Challenges in Causal Inference
Causal inference involves making inferences about the causal relationship between variables based on observational data. There are several challenges in performing causal inference, including confounding bias, selection bias, measurement error, and limited data.
On the one hand, confounding bias can arise when exposure and outcome share an uncontrolled common cause. This would happen in our example if we could not observe demographic information that affected whether or not the clients are submitted to the campaign and the amount of purchases they make.
On the other hand, selection bias occurs when the selection of units into the treatment or control group is related to the outcome variable. In our example this would be the case if the company showed the campaign only to the most loyal customers. Here, there would be a systematic difference between the clients who receive the treatment and those who don’t.

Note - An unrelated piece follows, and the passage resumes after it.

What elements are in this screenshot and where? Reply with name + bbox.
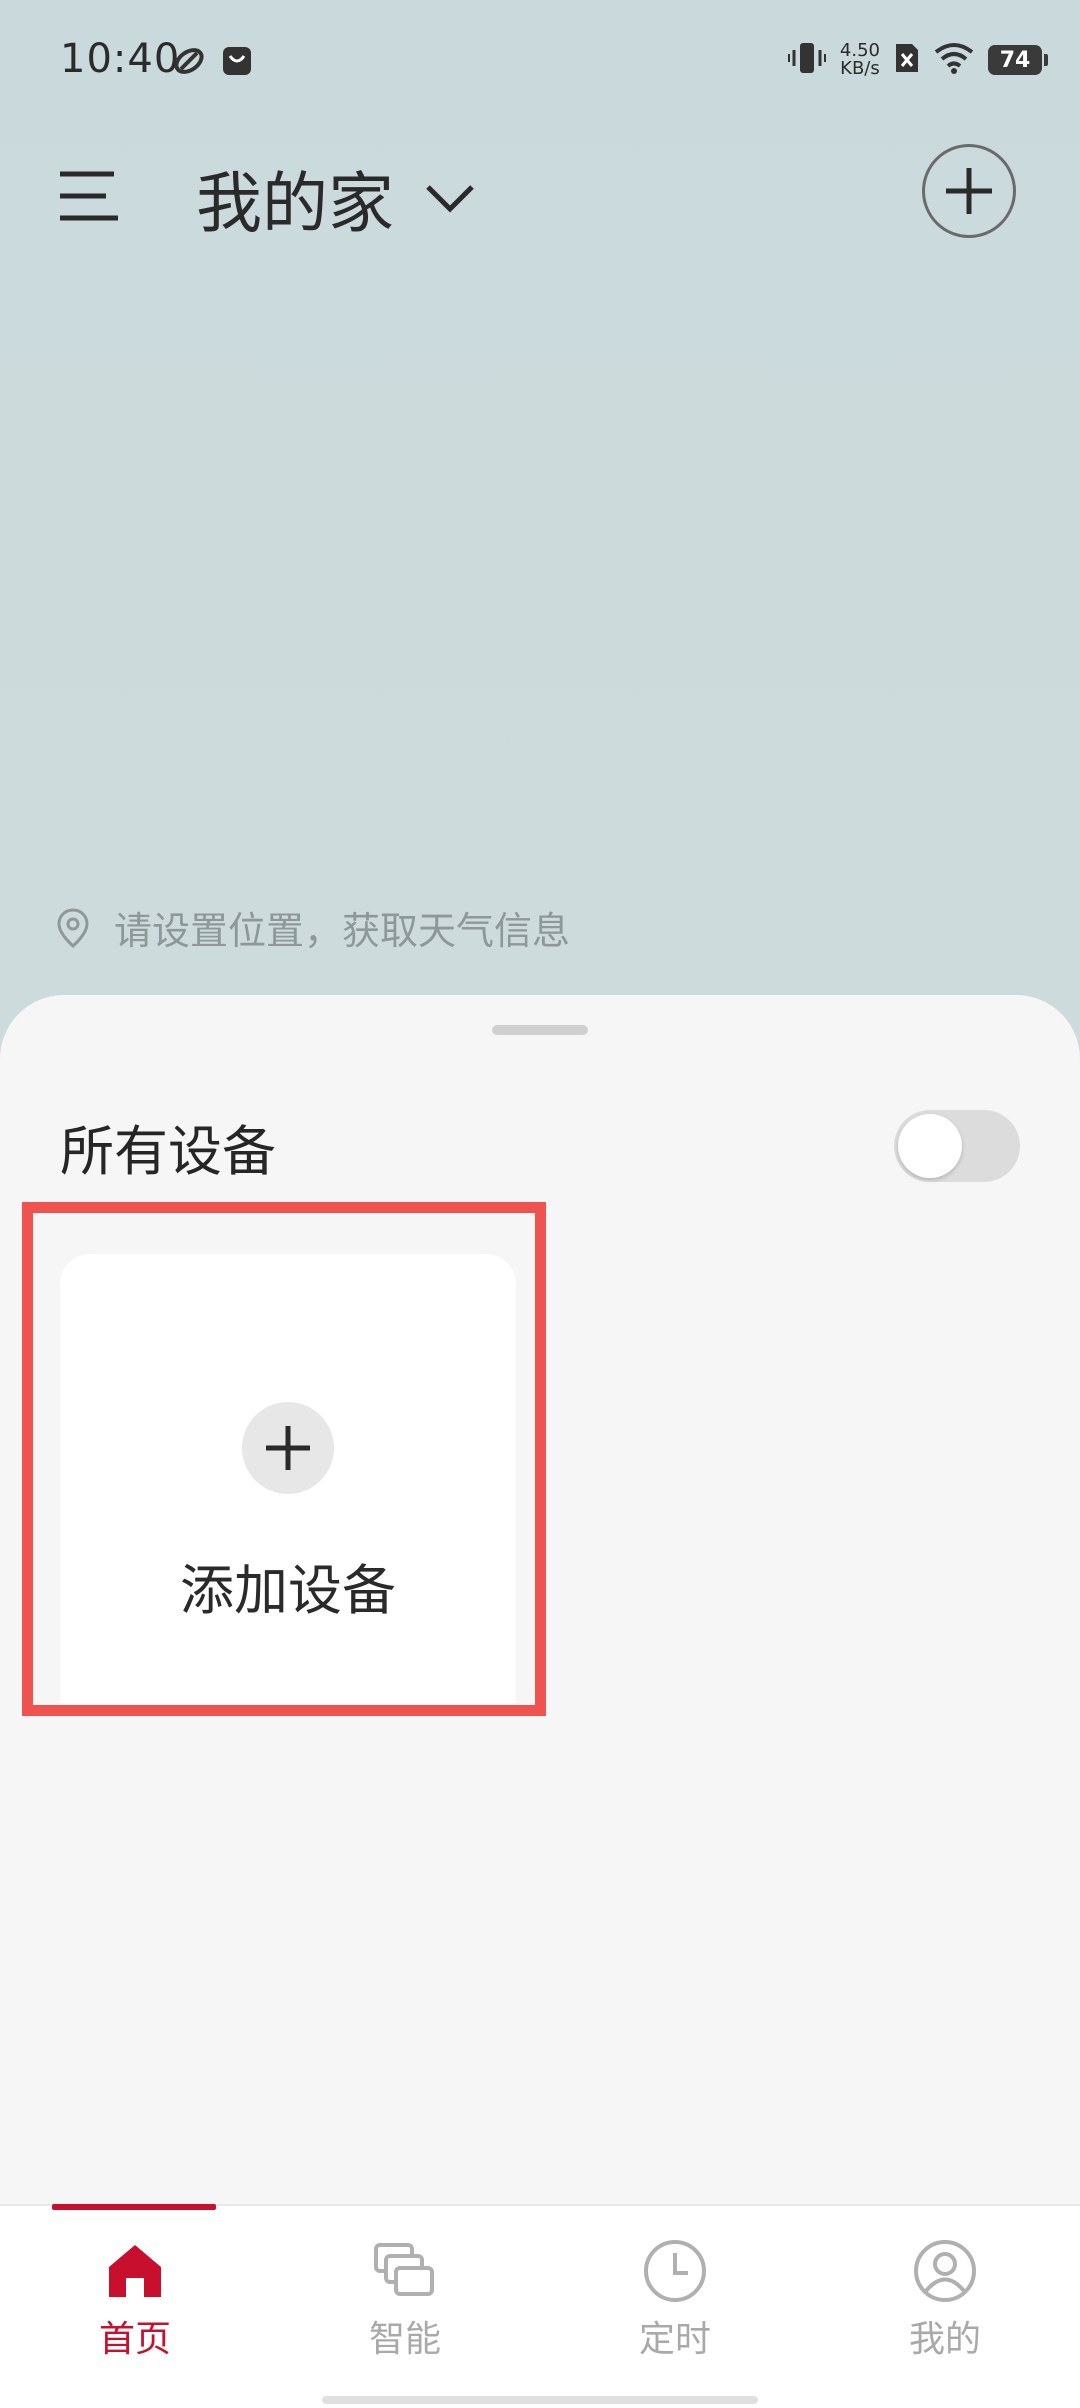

Measurement error takes place when the observed values of variables are not an accurate reflection of their true values. In our example this could happen if the company cannot identify which customers were exposed to the marketing campaign. Finally, limited data can make it difficult to estimate the causal effect with precision. This is especially important when there are many confounding factors or the treatment effect is small.

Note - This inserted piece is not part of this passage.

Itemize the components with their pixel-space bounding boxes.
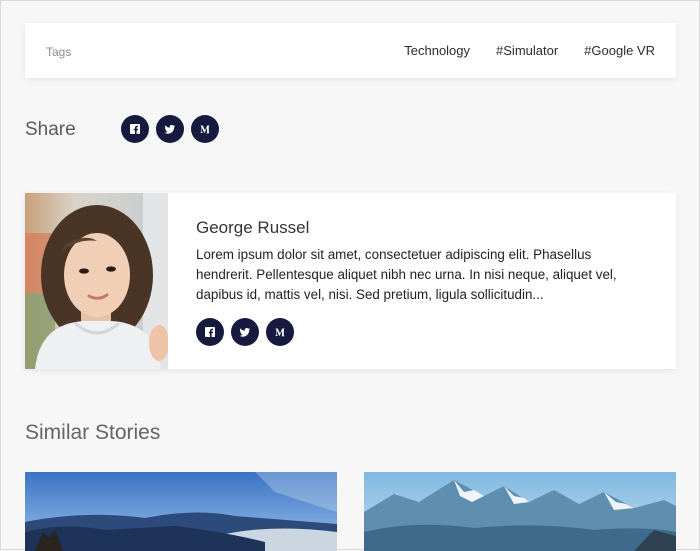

Addressing these challenges requires careful consideration of the research question, the available data, and the assumptions underlying the chosen method for causal inference. It is important to acknowledge these challenges to ensure causal inference provides valid and reliable results.
Final thoughts
Causal inference is a powerful tool for understanding the relationships between variables and predicting how they will interact in the future. We have seen that both experimentation and observation can be used for causal inference. Observational data though is often more readily available and can provide insights into how variables interact in real-world settings. To accurately identify and quantify causal relationships in observational data, it is essential to use appropriate statistical methods and carefully consider potential confounding variables.
Fortunately, there are several Python tools available to help with causal inference analysis. These tools offer a wide variety of algorithms for effect estimation, causal structure learning, diagnosis of causal structures, root cause analysis, interventions, and counterfactuals.
In conclusion, causal inference can be critical for making informed decisions in many areas. The range of applications include business, social sciences, medicine, and beyond. By using rigorous methods to identify causal relationships, we can reduce uncertainty, improve efficiency, and ultimately make a positive impact on the world around us.